A simple way to accomplish what you're wanting - let's assume:
x <- c("St. Mary St St.", "River State School St St.", "Dyke St. St")
[1] "Saint Mary St St." "River State School St St."
[3] "Dyke St. St"
So you want x[1] to be Saint Mary Street, x[2] to be River State School Street and x[3] to be Dyke Street. I would want to resolve the Saint issue first by assigning sub() to y like:
y <- sub(x, pattern = "^St\\.", replacement = "Saint")
[1] "Saint Mary Street" "River State School Street"
[3] "Dyke Street"
To resolve the St's as the end, we can use the same resolution as I posted except notice now I'm not using x as my input vector but isntead the y I just made:
y <- sub(y, pattern = "[ St\\.]*$", replacement = " Street")
And that should take care of it. Now, I don't know if this is the most efficient way. And if you're dataset is rather large this may run slow. If I find a better solution I will post it (provided no one else beats me).
You don't need to use regular expression here.
sub(x = evostreet, pattern = "St.", replacement = " ", fixed=T)
The fixed argument means that you want to replace this exact character, not matches of a regular expression.
I think that your problem is that the '.' character in the regular expression world means "any single character". So to match literally in R you should write
sub(x = evostreet, pattern = "St\\.", replacement = " ")

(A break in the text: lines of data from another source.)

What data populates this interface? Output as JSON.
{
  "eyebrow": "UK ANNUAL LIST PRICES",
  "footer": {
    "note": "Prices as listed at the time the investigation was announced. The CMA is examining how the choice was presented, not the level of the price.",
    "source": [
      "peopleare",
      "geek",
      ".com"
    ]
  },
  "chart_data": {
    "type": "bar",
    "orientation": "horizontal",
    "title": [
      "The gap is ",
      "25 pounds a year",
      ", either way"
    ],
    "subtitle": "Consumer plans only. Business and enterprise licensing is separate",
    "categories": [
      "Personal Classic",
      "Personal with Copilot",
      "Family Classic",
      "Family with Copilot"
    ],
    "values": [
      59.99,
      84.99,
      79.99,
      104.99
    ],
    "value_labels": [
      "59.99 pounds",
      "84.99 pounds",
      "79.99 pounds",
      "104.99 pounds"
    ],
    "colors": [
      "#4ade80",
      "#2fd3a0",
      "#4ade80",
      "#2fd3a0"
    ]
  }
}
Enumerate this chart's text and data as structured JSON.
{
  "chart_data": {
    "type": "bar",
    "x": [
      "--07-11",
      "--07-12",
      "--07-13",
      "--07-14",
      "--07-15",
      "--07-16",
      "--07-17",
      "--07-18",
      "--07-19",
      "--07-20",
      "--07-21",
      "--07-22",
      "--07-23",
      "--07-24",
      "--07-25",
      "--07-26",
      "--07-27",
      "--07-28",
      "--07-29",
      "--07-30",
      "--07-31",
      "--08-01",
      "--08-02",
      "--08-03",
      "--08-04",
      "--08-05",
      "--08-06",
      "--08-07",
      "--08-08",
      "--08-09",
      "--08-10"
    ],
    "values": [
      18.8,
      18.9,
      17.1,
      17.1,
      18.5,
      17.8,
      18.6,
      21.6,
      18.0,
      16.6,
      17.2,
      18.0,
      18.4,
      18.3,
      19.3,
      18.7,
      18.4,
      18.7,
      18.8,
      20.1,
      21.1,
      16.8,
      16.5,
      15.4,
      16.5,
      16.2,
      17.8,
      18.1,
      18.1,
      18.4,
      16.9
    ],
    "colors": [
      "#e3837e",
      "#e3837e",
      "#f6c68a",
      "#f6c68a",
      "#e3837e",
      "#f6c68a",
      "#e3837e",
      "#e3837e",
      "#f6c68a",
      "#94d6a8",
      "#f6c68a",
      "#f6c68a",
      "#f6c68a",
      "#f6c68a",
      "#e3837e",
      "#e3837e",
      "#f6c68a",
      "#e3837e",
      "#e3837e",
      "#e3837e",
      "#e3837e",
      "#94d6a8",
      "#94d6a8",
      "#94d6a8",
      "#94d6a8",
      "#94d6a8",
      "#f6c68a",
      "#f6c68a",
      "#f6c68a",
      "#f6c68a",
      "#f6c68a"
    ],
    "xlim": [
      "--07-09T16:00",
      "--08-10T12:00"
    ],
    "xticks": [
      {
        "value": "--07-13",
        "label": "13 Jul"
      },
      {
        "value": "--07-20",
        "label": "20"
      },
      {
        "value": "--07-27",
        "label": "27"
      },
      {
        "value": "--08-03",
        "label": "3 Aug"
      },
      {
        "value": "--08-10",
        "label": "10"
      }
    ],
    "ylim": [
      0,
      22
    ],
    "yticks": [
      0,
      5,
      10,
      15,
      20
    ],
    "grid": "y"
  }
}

You will need to "comment" the dot... otherwise it means anything after St and that is why some other parts of your text are eliminated.
sub(x = evostreet, pattern = "St\\.", replacement = " ")
You can add $ at the end if you want to remove the tag apearing just at the end of the text.
sub(x = evostreet, pattern = "St\\.$", replacement = " ")
The difference between sub and gsub is that sub will deal just with the firs time your tag appears in a text. gsub will eliminate all if there are duplicated. In your case as you are looking for the pattern at the end of the line it should not make any difference if you use the $.